Q. Would you share something about your writing process? How do you tackle such a daunting project as writing a novel?

A. I need to see that pivotal, climactic scene in my head before I can start on page one. I have many writing friends who write by the seat of their pants, and who can confidently start a novel without knowing how the story will end, or how they will get there. I must be able to visualize how the story will progress—from the scene in the beginning when the story quest becomes evident, to the middle scenes that ratchet up the tension, to the dark moment when all seems lost, to the final summit when the quest is at its zenith. I need to know why my character wants what she wants and why that matters to anyone reading her story. All that is to say that I create an outline before I start. I don’t always know what every big transitional moment will be when I’m first starting to write the outline, but I do know where those key moments need to fall. When I am outlining my plot, scene by scene, I may just write, “Something big happens here,” at a point of major escalation, just so I will be anticipating it as I write. I call this outlining by the seat of my pants.

Q. What do you most enjoy about being a writer? What do you find most onerous?

A. I heartily enjoy the creative process of imagining something out of nothing, even though that is also the very thing that makes writing fiction so hard. I started writing professionally as a reporter for a small-town newspaper and eventually became an editor, so I had ten years of nonfiction writing experience before I tried my hand at my first novel. A blank page with no parameters was what scared me most—and still does. Back in my newspaper days, when I wrote a feature story about an avid butterfly collector or a Bataan Death March survivor or a female hog farmer, I didn’t have to do anything special to make those people seem real to my readers. But with novels, I am creating—out of thin air—characters who have no biography unless I imagine one for them. If I can’t make those characters seem real to you, you won’t care about them, and if you don’t care about them, you’ll put the book down. It’s a delicious challenge that sometimes gives me heartburn.
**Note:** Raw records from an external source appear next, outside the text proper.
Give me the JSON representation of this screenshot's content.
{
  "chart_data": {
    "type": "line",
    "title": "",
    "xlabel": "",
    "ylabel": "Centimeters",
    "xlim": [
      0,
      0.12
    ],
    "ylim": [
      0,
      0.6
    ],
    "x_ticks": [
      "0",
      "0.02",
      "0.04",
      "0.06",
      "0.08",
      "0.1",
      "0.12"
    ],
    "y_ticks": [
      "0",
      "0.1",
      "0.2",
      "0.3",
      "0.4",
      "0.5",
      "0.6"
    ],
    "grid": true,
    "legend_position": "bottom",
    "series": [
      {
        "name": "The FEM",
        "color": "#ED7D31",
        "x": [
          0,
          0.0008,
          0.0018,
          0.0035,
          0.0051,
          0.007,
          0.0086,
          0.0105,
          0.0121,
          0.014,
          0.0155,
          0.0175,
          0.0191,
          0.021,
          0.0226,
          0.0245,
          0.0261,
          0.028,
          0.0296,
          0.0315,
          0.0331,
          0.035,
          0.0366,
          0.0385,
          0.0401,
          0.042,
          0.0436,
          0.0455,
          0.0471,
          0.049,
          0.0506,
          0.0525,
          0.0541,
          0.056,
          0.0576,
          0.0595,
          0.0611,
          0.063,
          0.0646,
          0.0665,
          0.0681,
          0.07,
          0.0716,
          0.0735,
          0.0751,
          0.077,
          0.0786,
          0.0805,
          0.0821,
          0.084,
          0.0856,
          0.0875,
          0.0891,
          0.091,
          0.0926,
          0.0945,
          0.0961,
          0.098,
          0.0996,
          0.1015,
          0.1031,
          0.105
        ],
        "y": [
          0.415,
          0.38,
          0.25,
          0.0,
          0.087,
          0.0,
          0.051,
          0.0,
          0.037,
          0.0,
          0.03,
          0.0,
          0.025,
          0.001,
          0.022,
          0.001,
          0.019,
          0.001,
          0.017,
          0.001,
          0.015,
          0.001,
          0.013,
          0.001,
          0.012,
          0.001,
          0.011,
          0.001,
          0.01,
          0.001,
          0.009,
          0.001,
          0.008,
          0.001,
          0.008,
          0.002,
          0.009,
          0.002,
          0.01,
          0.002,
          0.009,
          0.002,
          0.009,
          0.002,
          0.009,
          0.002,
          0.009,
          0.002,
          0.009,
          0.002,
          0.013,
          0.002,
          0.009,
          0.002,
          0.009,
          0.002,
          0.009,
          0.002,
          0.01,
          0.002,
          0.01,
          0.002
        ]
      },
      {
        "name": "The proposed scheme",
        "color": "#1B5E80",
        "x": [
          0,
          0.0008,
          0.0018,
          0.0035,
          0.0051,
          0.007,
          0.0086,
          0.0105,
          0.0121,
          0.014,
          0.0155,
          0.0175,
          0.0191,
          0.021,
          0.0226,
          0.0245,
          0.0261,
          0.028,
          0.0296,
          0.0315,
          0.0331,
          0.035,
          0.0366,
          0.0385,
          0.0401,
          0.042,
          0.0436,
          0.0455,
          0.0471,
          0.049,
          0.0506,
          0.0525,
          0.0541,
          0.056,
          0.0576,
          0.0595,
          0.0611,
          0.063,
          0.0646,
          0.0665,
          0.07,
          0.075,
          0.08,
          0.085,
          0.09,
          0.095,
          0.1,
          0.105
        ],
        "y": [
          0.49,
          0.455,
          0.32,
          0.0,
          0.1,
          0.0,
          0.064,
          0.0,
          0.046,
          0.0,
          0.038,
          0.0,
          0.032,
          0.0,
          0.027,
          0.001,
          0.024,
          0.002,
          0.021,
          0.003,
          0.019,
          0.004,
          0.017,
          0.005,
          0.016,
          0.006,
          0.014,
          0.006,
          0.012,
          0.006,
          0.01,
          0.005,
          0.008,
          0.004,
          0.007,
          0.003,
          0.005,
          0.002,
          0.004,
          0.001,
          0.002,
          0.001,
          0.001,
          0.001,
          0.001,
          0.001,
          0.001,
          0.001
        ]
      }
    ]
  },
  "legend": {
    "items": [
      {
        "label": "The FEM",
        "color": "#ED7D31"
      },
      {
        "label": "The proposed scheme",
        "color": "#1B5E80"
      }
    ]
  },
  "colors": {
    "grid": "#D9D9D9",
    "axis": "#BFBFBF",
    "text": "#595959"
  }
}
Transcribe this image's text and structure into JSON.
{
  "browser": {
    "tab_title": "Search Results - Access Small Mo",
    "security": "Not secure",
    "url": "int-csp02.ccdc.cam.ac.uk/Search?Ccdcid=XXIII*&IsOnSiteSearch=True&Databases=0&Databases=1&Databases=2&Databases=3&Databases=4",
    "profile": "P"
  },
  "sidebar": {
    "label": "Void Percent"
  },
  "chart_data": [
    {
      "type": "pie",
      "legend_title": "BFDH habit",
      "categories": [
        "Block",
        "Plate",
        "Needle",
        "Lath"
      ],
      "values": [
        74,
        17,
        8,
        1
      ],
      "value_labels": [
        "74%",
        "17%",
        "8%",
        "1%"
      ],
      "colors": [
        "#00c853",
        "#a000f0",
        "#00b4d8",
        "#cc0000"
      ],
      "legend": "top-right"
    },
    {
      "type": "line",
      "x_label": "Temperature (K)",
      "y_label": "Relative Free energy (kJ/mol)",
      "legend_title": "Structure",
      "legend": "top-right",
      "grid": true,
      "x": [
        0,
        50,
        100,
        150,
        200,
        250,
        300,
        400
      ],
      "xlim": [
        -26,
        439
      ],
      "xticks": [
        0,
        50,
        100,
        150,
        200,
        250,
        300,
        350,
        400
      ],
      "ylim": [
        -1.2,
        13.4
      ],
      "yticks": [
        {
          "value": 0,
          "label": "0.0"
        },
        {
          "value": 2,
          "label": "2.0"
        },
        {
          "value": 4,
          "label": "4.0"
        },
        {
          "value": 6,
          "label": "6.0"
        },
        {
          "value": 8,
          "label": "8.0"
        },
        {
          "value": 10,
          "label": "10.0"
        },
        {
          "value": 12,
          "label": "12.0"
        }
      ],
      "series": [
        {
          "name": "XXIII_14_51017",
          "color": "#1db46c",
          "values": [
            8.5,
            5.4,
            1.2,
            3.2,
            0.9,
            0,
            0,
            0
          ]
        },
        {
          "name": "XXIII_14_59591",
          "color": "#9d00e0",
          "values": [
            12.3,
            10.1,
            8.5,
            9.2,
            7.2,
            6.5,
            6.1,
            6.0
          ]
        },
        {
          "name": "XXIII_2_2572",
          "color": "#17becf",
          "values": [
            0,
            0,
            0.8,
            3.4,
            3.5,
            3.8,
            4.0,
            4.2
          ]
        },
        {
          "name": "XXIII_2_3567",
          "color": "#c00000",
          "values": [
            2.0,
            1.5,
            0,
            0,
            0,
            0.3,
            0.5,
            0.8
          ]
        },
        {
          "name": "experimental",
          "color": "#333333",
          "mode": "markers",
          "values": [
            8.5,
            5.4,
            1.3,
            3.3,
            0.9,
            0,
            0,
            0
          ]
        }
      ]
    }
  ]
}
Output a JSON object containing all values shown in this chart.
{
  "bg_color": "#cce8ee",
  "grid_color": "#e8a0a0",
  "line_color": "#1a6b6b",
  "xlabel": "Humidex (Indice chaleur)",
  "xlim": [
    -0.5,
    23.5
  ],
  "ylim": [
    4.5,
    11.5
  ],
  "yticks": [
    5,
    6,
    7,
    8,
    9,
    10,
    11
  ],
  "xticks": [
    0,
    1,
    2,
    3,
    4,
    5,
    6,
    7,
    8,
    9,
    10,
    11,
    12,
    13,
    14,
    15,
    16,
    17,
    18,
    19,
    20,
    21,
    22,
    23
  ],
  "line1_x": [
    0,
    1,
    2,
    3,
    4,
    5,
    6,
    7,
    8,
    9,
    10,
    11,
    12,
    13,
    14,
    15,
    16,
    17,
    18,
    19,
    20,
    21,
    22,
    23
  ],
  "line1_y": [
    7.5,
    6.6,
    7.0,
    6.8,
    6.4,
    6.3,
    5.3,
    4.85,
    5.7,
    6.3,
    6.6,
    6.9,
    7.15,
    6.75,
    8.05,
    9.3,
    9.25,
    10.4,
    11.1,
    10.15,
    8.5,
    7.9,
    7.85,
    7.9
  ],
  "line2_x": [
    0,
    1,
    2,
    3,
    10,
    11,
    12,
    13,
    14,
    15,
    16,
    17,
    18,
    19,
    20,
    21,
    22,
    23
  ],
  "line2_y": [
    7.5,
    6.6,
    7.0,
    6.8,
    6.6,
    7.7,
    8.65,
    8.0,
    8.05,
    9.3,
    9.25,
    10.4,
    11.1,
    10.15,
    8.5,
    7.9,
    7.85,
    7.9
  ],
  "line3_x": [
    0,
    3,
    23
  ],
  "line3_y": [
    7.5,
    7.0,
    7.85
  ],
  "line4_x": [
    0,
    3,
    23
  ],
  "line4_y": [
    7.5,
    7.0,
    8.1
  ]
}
Q. Do you belong to a book club?

A. For the last five years I have been in a book club with the most amazingly astute and insightful women. We have a long list of across-the-board favorite books, including
The Thirteenth Tale
by Diane Setterfield,
Snow Flower and the Secret Fan
by Lisa See,
The Help
by Kathryn Stockett,
Molokai
by Alan Brennert,
The Language of Flowers
by Vanessa Diffenbaugh, and
People of the Book
by Geraldine Brooks. We usually pair our monthly meeting with a lunch menu to match the book. As I am writing this, the last novel we read was
The Age of Miracles
by Karen Thompson Walker, and we had at lunch, among other dishes, End of the World Chocolate Cake—which was, of course, to die for.

Q. What’s next for you? Do you have any long-term goals as a writer?

A. I am in the middle of researching the London Blitz and pulling on different story threads. As a mother, my heart has always felt a tug when I consider how hard it must have been for parents to put their children on trains and send them out of the city before the bombing began. I can’t help but think that for every child and every mother, there was a story to tell. The Londoners who lived through the Blitz were ordinary people—merchants, teachers, chefs, writers—but they found themselves on the strangest of battlefields, armed with nothing but blackout curtains. They were people just like you and me. I am plotting a story in which a London mother sends her daughters to the countryside, but something happens, and the two sisters become separated. Seventy years later, an American college student studying abroad interviews the older sister, who up to that point has never told anyone what happened the day her younger sister disappeared, the same day the Luftwaffe began to bomb London.

My long-term goal is to write something worthy of being remembered, something that breaks new ground or rises above mere entertainment. I can’t imagine ever retiring from writing. Perhaps I will have to slow down a little, but I see myself in my twilight years tapping out stories from a sunny corner in a pleasantly appointed assisted-living facility, which I hope very much has a view of the ocean.